Five wounded in Israeli strikes targeting sites near Damascus: monitor
Israeli air strikes hit the Damascus region overnight Sunday, the Syrian defense ministry said, with a war monitor reporting five wounded in attacks on air defense sites that host Hezbollah fighters.
“At around 11:45 p.m. (2045 GMT), the Israeli enemy carried out an aerial attack,” the defense ministry said.
It targeted “certain positions in the vicinity of Damascus,” but anti-aircraft defenses came into action and brought down several missiles, according to the ministry.
It reported material damage but no casualties.
An AFP reporter in the Syrian capital heard explosions shortly before midnight local time (2100 GMT).
The Syrian Observatory for Human Rights said government air defense sites near Damascus where fighters from the Iran-backed Hezbollah group are present were targeted.
One site north of the capital was around 10 kilometers (six miles) from the Lebanese border, it said, reporting five wounded.

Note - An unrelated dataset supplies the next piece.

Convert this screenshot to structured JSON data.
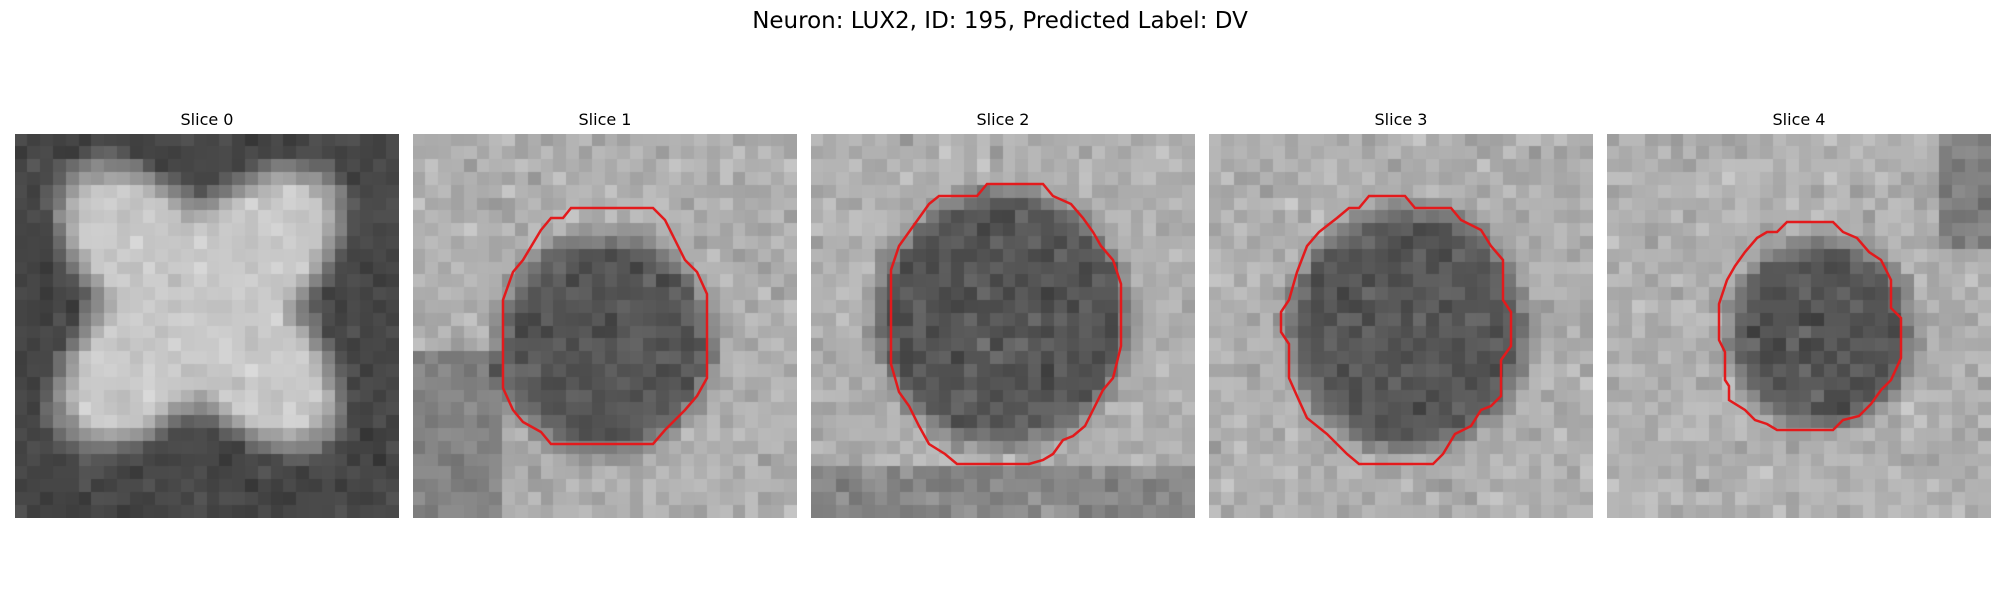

Another site between the airport and the Sayyida Zeinab area southeast of the capital where Iran-backed forces are present was also targeted, added the Britain-based war-monitor, which has a vast network of sources on the ground in Syria.
In late March, Israel carried out two rounds of air strikes near Damascus in less than 24 hours.
In early April, further strikes targeted points in the country’s south and in the vicinity of Damascus, state media and the Observatory reported.
Israeli air strikes on Syria’s Aleppo airport area in the country’s north early this month left nine dead, the Observatory said, citing a revised toll for that incident which put the facility out of service.
Since the start of the war in Syria in 2011, Israel has carried out hundreds of air strikes against regime positions as well as Iranian and Lebanese Hezbollah forces, allies of Damascus and arch-foes of Israel.
Israel rarely comments on the strikes on a case-by-case basis, but says it seeks to prevent Iran from establishing a foothold on its doorstep.